This research is aiming to quantify the overall economic effects of environmental policy in the USA
There is no current modeling framework or evidence on how environmental policy affects economy-wide behavioral responses with respect to the housing market and land values. Although the micro-level studies reveal insights, their results are challenged by external validity and, by construction, neglect economy-wide interactions. For example, after the implementation of an experiment, how do firms respond to changed household attitudes; how do households respond to firms’ best responses ?
Quantify the economy-wide effects of environmental policy (e.g., emissions taxes and energy efficiency standards) on the housing market and land prices.

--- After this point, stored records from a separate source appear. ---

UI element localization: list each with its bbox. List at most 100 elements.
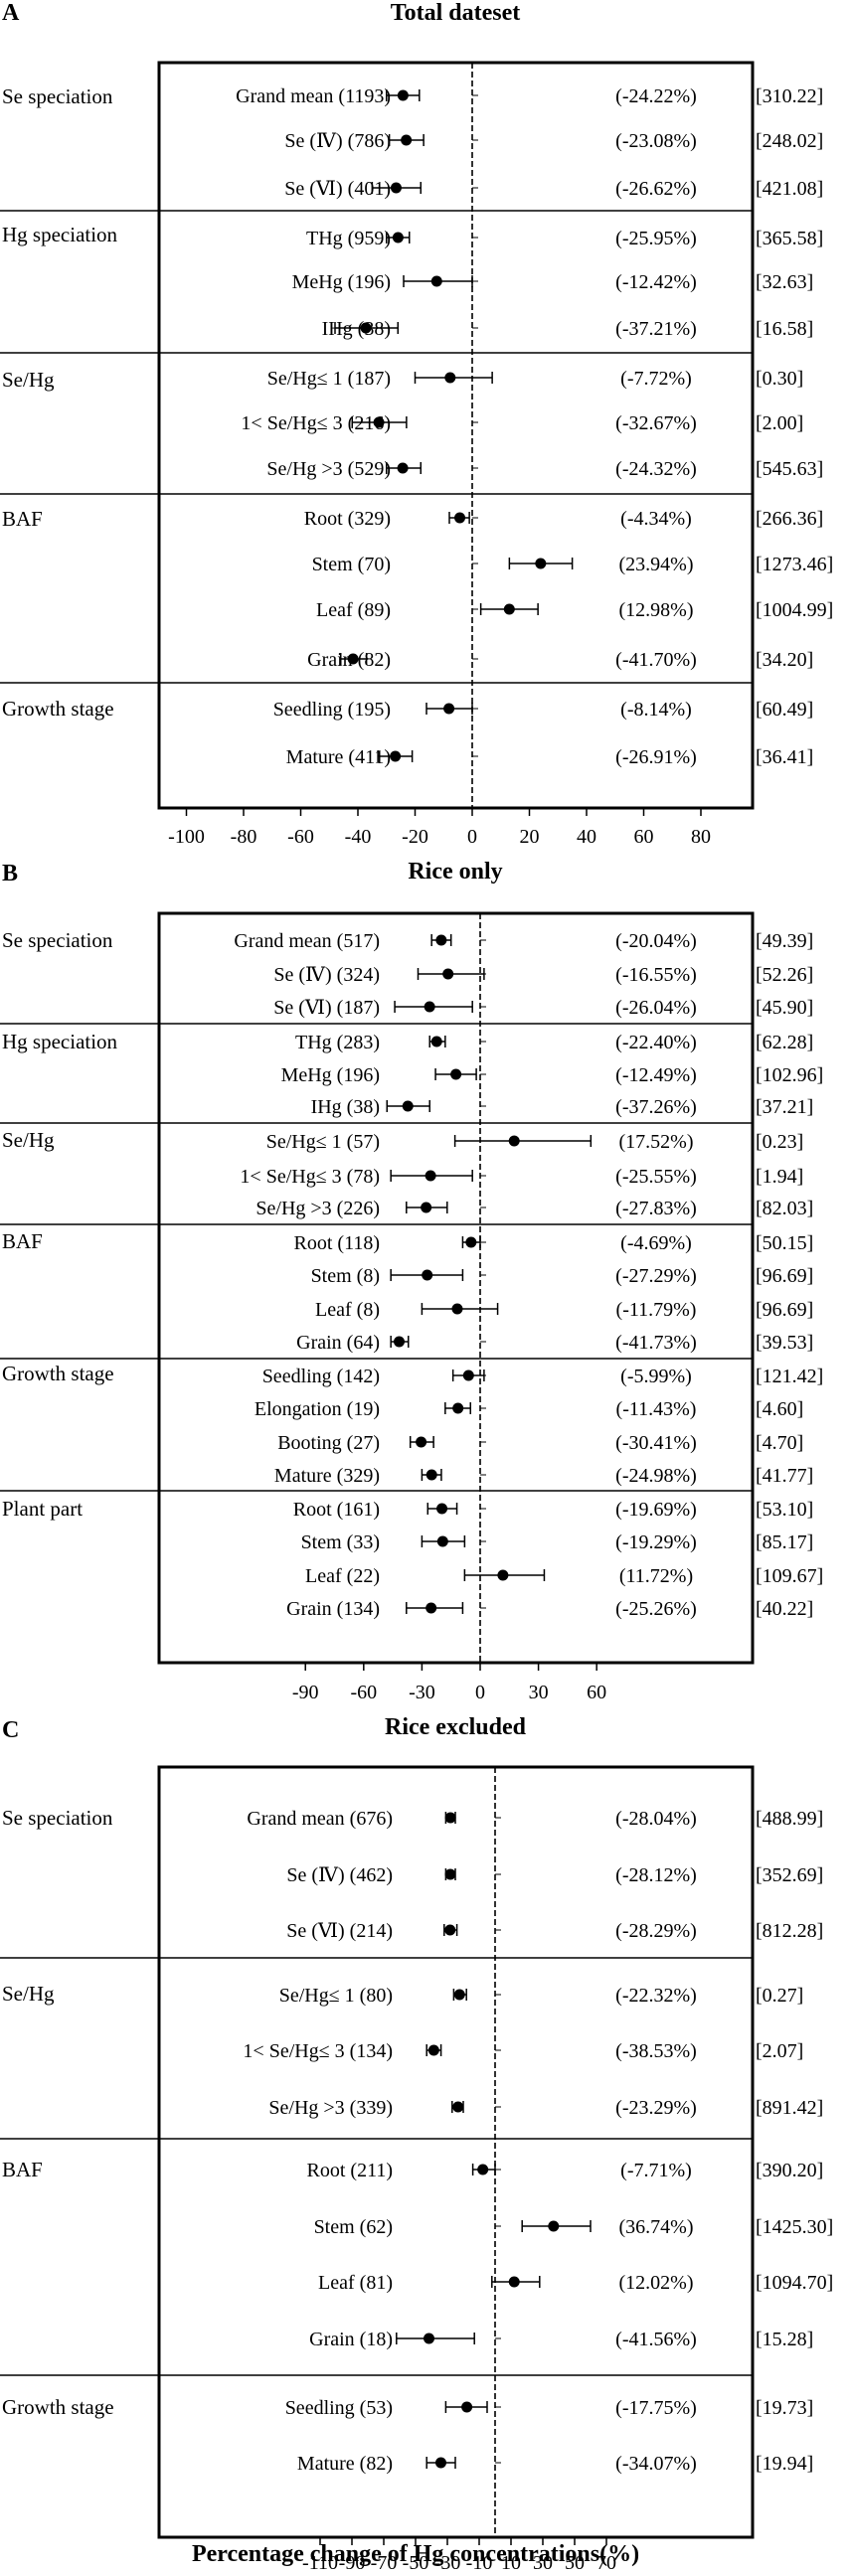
forest-row: Grain (82) (-41.70%) [34.20] bbox=[307, 649, 813, 671]
group-label: Se speciation bbox=[2, 1806, 113, 1830]
panel-a: A Total dateset -100 -80 -60 -40 -20 0 20 40 60 80 S… bbox=[0, 0, 833, 848]
heterogeneity-label: [82.03] bbox=[756, 1198, 813, 1219]
row-label: Elongation (19) bbox=[255, 1398, 380, 1420]
row-label: THg (959) bbox=[306, 228, 391, 249]
mean-point bbox=[465, 1236, 477, 1248]
heterogeneity-label: [421.08] bbox=[756, 178, 823, 200]
row-label: Leaf (89) bbox=[316, 599, 391, 621]
effect-size-label: (-32.67%) bbox=[615, 412, 697, 434]
forest-row: Grain (134) (-25.26%) [40.22] bbox=[286, 1598, 813, 1620]
forest-row: 1< Se/Hg≤ 3 (216) (-32.67%) [2.00] bbox=[241, 412, 803, 434]
heterogeneity-label: [1425.30] bbox=[756, 2216, 833, 2238]
heterogeneity-label: [545.63] bbox=[756, 458, 823, 480]
forest-row: Root (329) (-4.34%) [266.36] bbox=[304, 508, 824, 530]
effect-size-label: (-30.41%) bbox=[615, 1432, 697, 1454]
forest-row: Seedling (142) (-5.99%) [121.42] bbox=[262, 1366, 824, 1387]
forest-row: Seedling (195) (-8.14%) [60.49] bbox=[273, 699, 814, 721]
effect-size-label: (-24.32%) bbox=[615, 458, 697, 480]
x-tick-label: 80 bbox=[691, 826, 711, 848]
x-tick-label: -30 bbox=[409, 1682, 435, 1703]
heterogeneity-label: [0.30] bbox=[756, 368, 803, 390]
x-tick-label: -100 bbox=[168, 826, 205, 848]
x-tick-label: 70 bbox=[596, 2552, 616, 2574]
x-tick-label: -90 bbox=[339, 2552, 366, 2574]
x-tick-label: -110 bbox=[302, 2552, 338, 2574]
forest-row: Se/Hg >3 (339) (-23.29%) [891.42] bbox=[268, 2097, 823, 2119]
x-tick-label: 30 bbox=[533, 2552, 553, 2574]
heterogeneity-label: [52.26] bbox=[756, 964, 813, 986]
group-label: BAF bbox=[2, 507, 43, 531]
effect-size-label: (-34.07%) bbox=[615, 2453, 697, 2475]
row-label: Se (Ⅵ) (401) bbox=[284, 178, 391, 200]
forest-row: Seedling (53) (-17.75%) [19.73] bbox=[285, 2397, 814, 2419]
x-tick-label: -50 bbox=[403, 2552, 429, 2574]
forest-row: 1< Se/Hg≤ 3 (78) (-25.55%) [1.94] bbox=[240, 1166, 803, 1188]
mean-point bbox=[454, 512, 466, 524]
heterogeneity-label: [16.58] bbox=[756, 318, 813, 340]
mean-point bbox=[461, 2401, 473, 2413]
row-label: Se/Hg >3 (339) bbox=[268, 2097, 393, 2119]
mean-point bbox=[548, 2220, 560, 2232]
group-label: Se speciation bbox=[2, 928, 113, 952]
heterogeneity-label: [53.10] bbox=[756, 1499, 813, 1521]
mean-point bbox=[450, 1068, 462, 1080]
forest-row: Se/Hg≤ 1 (80) (-22.32%) [0.27] bbox=[279, 1985, 804, 2007]
mean-point bbox=[360, 322, 372, 334]
heterogeneity-label: [96.69] bbox=[756, 1265, 813, 1287]
row-label: Mature (82) bbox=[297, 2453, 393, 2475]
mean-point bbox=[434, 2457, 446, 2469]
heterogeneity-label: [0.23] bbox=[756, 1131, 803, 1153]
effect-size-label: (-22.32%) bbox=[615, 1985, 697, 2007]
row-label: Grain (64) bbox=[296, 1332, 380, 1354]
row-label: MeHg (196) bbox=[281, 1064, 380, 1086]
group-label: Growth stage bbox=[2, 697, 114, 721]
heterogeneity-label: [812.28] bbox=[756, 1920, 823, 1942]
mean-point bbox=[392, 232, 404, 243]
effect-size-label: (-27.83%) bbox=[615, 1198, 697, 1219]
x-tick-label: -30 bbox=[434, 2552, 461, 2574]
mean-point bbox=[452, 2101, 464, 2113]
heterogeneity-label: [96.69] bbox=[756, 1299, 813, 1321]
effect-size-label: (12.02%) bbox=[619, 2272, 694, 2294]
row-label: Root (329) bbox=[304, 508, 391, 530]
forest-row: Leaf (22) (11.72%) [109.67] bbox=[305, 1565, 823, 1587]
effect-size-label: (-4.69%) bbox=[620, 1232, 692, 1254]
group-label: BAF bbox=[2, 2158, 43, 2181]
heterogeneity-label: [352.69] bbox=[756, 1864, 823, 1886]
forest-row: IHg (38) (-37.26%) [37.21] bbox=[311, 1096, 814, 1118]
x-tick-label: 10 bbox=[501, 2552, 521, 2574]
effect-size-label: (-23.29%) bbox=[615, 2097, 697, 2119]
forest-row: IHg (38) (-37.21%) [16.58] bbox=[322, 318, 814, 340]
group-label: Hg speciation bbox=[2, 223, 118, 246]
group-label: Hg speciation bbox=[2, 1030, 118, 1053]
row-label: MeHg (196) bbox=[292, 271, 391, 293]
row-label: Grand mean (517) bbox=[234, 930, 380, 952]
mean-point bbox=[421, 1202, 432, 1213]
heterogeneity-label: [36.41] bbox=[756, 746, 813, 768]
row-label: Stem (8) bbox=[311, 1265, 380, 1287]
x-tick-label: -80 bbox=[231, 826, 257, 848]
effect-size-label: (-25.26%) bbox=[615, 1598, 697, 1620]
row-label: Se/Hg≤ 1 (80) bbox=[279, 1985, 393, 2007]
mean-point bbox=[444, 1868, 456, 1880]
effect-size-label: (-37.26%) bbox=[615, 1096, 697, 1118]
mean-point bbox=[373, 416, 385, 428]
effect-size-label: (-5.99%) bbox=[620, 1366, 692, 1387]
mean-point bbox=[452, 1402, 464, 1414]
panel-letter: A bbox=[2, 0, 20, 26]
mean-point bbox=[347, 653, 359, 665]
mean-point bbox=[430, 1036, 442, 1047]
mean-point bbox=[435, 934, 447, 946]
row-label: Se/Hg >3 (529) bbox=[266, 458, 391, 480]
row-label: Se/Hg≤ 1 (187) bbox=[267, 368, 391, 390]
forest-row: Grand mean (517) (-20.04%) [49.39] bbox=[234, 930, 813, 952]
group-label: BAF bbox=[2, 1229, 43, 1253]
plot-frame bbox=[157, 61, 755, 810]
row-label: Stem (62) bbox=[314, 2216, 393, 2238]
mean-point bbox=[397, 89, 409, 101]
x-tick-label: -40 bbox=[345, 826, 372, 848]
forest-row: Se/Hg≤ 1 (187) (-7.72%) [0.30] bbox=[267, 368, 804, 390]
row-label: Grain (134) bbox=[286, 1598, 380, 1620]
mean-point bbox=[394, 1336, 406, 1348]
heterogeneity-label: [102.96] bbox=[756, 1064, 823, 1086]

Current approaches to estimating consumers’ willingness to pay for environmental quality assume that housing prices are invariant to policy interventions. For example, an energy efficiency standard on new houses is likely to affect their values. The housing market is heavily influenced by asset prices—through the interest rate—and environmental policy is guaranteed to affect the value of assets tied towards carbon-intensive inputs.
We build a dynamic stochastic general equilibrium model whose parameters are calibrated to United States household-level behavior. To solve our model, we use state-of-the-art computational economics techniques.
While improved air quality and lower carbon emissions—through environmental policy—will have positive direct effects on house prices (e.g., fewer climatic fluctuations), certain types of environmental policies are more costly than others with respect to the way that they affect firms. For example, we suspect that pure energy standards will lead to higher prices, relative to an emissions cap.